I've seen this proof of concept
to implement a forward
receiver that creates tracing data, but that seems to have no traction and no relation to the upstream project at all (not even git history.
Thus, we've settled on this approach:
- Format haproxy log as JSON, using the zipkin format
- Read log with fluentbit, send it via HTTP to the opentelemetry collector zipkin receiver
As far as I can tell, this is the only combination of fluentbit output and otelcol receiver that matches.
The only sensible fluenbit output for our purpose is HTTP, and the only otelcol receivers for plaintext over HTTP I can see are otlp
and zipkin
(everything is else is binary, grpc/thrift/protobuf/etc).
The fluentbit HTTP JSON format is fixed to "list of records" [{}, {}]
, which luckily works with zipkin.
(otlp json is {"resourcesSpans": [{},{}]}
, i.e. a toplevel dict and not a list, see here and here)

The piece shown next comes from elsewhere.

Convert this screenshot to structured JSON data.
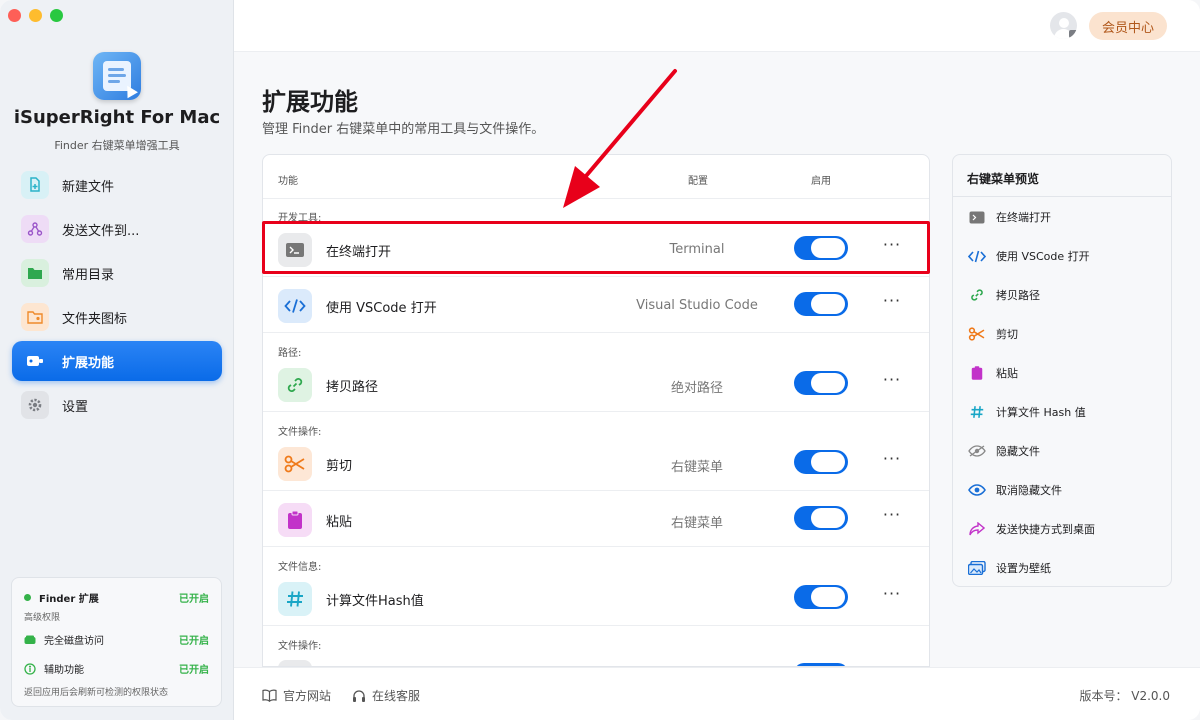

The fluentbit HTTP output can format the timestamp as either iso8601 or double,
but the zipkin protocol requires an int, which matches neither of those (and otelcol rejects them, I've tried).
Thus we point fluentbit to a separate timestamp field (we called it fluentbit
)
and do not output the resulting fluenbit-internal timestamp (json_date_key false
) at all.
Instead we generate and format a timestamp
field which fluentbit just passes through, like any other data field.
For this timestamp
field, zipkin requires microseconds since epoch, but haproxy offers milliseconds (via %Ts%ms
).
The haproxy log-format placeholders are not delineated, so we cannot use %Ts%ms000
.
Sample expressions are delineated (%[foo]
), but they don't provide the request start time, which is the timestamp we need.
We cannot use the JSON number formatting hack (%Ts%ms.e3
), as zipkin protocol requires an int, not a float (and otelcol rejects it).
Thus we use a fluentbit lua filter to multiply by 1000, which seems to be the only way in fluenbit to modify a record value.
zipkin requires microseconds, but haproxy "total request time" %Ta
is milliseconds.
Interestingly enough, here the JSON hack works (%Ta.e3
), not sure why otelcol accepts this float as an int,
but I sure am happy, since this seems way less cumbersome than the lua route.
This concrete setup assumes that the haproxy is not the first system in the request chain. Thus it relies on w3c traceparent for propagation of both the trace-id and the sampling decision (head-based sampling). Of course doing it this way is not at all necessary, you could just as well generate the trace-id in haproxy, but just to make the context situation clear.
We (ab)use the fact that the trace-flags
field is currently specifed as exactly "01" or "00" for "should record" or "not",
and write this directly into the sampling.priority
span attribute, where the otelcol probabilistic_sampler
processor expects it (and it recognizes int/float/string values there, so this works directly).
Also related to head-based sampling, there is no standardization yet for specifying the sampling rate.
We're using https://honeycomb.io/ as storage, which uses a custom span attribute SampleRate
(case sensitive) to transmit that (see e.g. here).
So we are (ab?)using the w3c tracestate
header to propagate this (because opentelemetry implementations already propagate this header for us),
combined with custom code/config in each system to parse that header and create a span attribute.
hi, wosc, I am very happy to see your greate solution. I also met the same question: how to collect request trace info that pass haproxy. I found fastly.lvc in your solution, could you explain the fastly.lvc? How to use in some service? Where to place the config file? thanks a lot.